Need proof? Vonnegut says it best:
On replacing human contact with electronic contact: I work at home, and if I wanted to, I could have a computer right by my bed, and I'd never have to leave it. But I use a typewriter, and afterwards I mark up the pages with a pencil. Then I call up this woman named Carol out in Woodstock and say, "Are you still doing typing?" Sure she is, and her husband is trying to track bluebirds out there and not having much luck, and so we chitchat back and forth, and I say, "OK, I'll send you the pages."

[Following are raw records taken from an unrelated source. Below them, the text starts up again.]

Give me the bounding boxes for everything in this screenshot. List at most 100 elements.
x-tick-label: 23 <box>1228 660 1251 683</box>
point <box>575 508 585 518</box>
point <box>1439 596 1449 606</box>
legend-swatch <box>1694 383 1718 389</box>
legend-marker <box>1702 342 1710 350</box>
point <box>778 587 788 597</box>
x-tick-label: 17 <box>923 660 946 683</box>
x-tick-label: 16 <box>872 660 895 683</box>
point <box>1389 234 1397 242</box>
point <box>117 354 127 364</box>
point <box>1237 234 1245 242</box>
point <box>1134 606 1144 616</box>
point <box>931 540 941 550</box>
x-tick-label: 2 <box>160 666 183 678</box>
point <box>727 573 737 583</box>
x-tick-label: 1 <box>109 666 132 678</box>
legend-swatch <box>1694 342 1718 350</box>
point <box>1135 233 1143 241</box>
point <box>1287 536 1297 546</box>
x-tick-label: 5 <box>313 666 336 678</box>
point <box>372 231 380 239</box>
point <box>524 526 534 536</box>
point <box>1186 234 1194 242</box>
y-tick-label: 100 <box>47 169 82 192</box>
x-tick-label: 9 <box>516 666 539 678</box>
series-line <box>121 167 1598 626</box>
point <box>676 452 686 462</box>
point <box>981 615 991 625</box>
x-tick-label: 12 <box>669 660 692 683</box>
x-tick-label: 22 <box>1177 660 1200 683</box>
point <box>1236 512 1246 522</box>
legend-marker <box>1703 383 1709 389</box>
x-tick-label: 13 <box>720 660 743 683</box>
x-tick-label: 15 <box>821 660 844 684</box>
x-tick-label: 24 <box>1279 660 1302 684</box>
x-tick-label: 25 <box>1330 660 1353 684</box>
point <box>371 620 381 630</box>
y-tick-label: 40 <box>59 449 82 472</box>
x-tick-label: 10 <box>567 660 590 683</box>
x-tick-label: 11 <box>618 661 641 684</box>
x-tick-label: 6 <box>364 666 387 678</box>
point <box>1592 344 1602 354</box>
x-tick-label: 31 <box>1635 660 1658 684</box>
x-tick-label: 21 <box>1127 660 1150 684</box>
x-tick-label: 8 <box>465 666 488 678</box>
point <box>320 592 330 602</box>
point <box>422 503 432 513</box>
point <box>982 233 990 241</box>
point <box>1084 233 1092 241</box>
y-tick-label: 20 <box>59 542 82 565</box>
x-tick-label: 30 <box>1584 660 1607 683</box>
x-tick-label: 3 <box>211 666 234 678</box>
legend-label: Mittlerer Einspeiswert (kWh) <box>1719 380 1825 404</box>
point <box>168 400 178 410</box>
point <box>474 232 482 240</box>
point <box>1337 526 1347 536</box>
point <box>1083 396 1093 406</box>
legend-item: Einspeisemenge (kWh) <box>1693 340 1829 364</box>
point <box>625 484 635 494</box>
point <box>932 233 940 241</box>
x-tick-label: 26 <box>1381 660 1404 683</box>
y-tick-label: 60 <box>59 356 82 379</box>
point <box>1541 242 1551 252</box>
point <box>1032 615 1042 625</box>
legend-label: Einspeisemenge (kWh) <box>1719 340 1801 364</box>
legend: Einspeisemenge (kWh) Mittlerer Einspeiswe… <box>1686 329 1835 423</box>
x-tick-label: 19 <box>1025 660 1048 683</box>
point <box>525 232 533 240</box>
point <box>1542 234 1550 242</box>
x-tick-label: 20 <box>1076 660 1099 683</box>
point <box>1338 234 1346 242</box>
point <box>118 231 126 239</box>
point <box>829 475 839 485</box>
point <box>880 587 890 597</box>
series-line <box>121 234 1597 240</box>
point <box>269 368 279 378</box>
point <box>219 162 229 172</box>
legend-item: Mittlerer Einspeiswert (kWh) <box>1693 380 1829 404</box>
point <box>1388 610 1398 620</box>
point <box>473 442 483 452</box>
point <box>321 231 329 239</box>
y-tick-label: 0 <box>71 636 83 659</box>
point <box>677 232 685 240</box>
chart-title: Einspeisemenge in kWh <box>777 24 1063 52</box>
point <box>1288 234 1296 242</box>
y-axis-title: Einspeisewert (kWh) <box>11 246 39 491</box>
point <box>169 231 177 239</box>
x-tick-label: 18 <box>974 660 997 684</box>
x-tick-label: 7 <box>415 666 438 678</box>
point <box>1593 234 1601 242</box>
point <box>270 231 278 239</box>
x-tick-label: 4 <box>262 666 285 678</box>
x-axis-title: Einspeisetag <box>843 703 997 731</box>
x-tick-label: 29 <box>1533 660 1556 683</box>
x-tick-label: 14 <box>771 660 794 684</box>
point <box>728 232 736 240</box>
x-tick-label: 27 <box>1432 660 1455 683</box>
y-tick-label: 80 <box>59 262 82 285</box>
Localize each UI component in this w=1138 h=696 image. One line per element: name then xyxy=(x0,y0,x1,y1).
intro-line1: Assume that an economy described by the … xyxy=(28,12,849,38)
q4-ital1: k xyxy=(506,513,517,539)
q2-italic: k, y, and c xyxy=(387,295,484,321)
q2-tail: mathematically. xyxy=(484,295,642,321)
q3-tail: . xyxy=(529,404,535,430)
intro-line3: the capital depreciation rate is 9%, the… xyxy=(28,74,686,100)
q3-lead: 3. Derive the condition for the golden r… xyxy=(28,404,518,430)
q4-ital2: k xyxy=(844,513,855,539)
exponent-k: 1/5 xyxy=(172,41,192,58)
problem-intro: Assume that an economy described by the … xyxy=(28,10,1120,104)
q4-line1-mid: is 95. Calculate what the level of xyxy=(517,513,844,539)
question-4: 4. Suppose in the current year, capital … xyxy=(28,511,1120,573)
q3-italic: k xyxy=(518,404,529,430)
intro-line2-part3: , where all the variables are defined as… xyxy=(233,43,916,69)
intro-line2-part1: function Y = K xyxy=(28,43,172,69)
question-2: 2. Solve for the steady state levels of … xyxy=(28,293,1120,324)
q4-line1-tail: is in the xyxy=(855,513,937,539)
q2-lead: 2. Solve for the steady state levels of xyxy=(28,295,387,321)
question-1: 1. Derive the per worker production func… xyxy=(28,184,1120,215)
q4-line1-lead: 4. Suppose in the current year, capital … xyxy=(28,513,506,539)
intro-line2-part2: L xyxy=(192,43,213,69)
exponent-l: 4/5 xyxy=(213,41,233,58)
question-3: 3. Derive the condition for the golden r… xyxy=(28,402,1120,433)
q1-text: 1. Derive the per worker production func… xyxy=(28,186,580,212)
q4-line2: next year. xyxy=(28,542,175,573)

Then I'm going down the steps, and my wife calls up, "Where are you going?" I say, "Well, I'm going to go buy an envelope." And she says, "You're not a poor man. Why don't you buy a thousand envelopes? They'll deliver them, and you can put them in a closet." And I say, "Hush." So I go down the steps here, and I go out to this newsstand across the street where they sell magazines and lottery tickets and stationery. I have to get in line because there are people buying candy and all that sort of thing, and I talk to them. The woman behind the counter has a jewel between her eyes, and when it's my turn, I ask her if there have been any big winners lately. I get my envelope and seal it up and go to the postal convenience center down the block at the corner of 47th Street and 2nd Avenue, where I'm secretly in love with the woman behind the counter. I keep absolutely poker-faced; I never let her know how I feel about her. One time I had my pocket picked in there and got to meet a cop and tell him about it. Anyway, I address the envelope to Carol in Woodstock. I stamp the envelope and mail it in a mailbox in front of the post office, and I go home. And I've had a hell of a good time. And I tell you, we are here on Earth to fart around, and don't let anybody tell you any different.
Electronic communities build nothing. You wind up with nothing. We're dancing animals. How beautiful it is to get up and go do something.
See, all this craziness about message doesn't matter.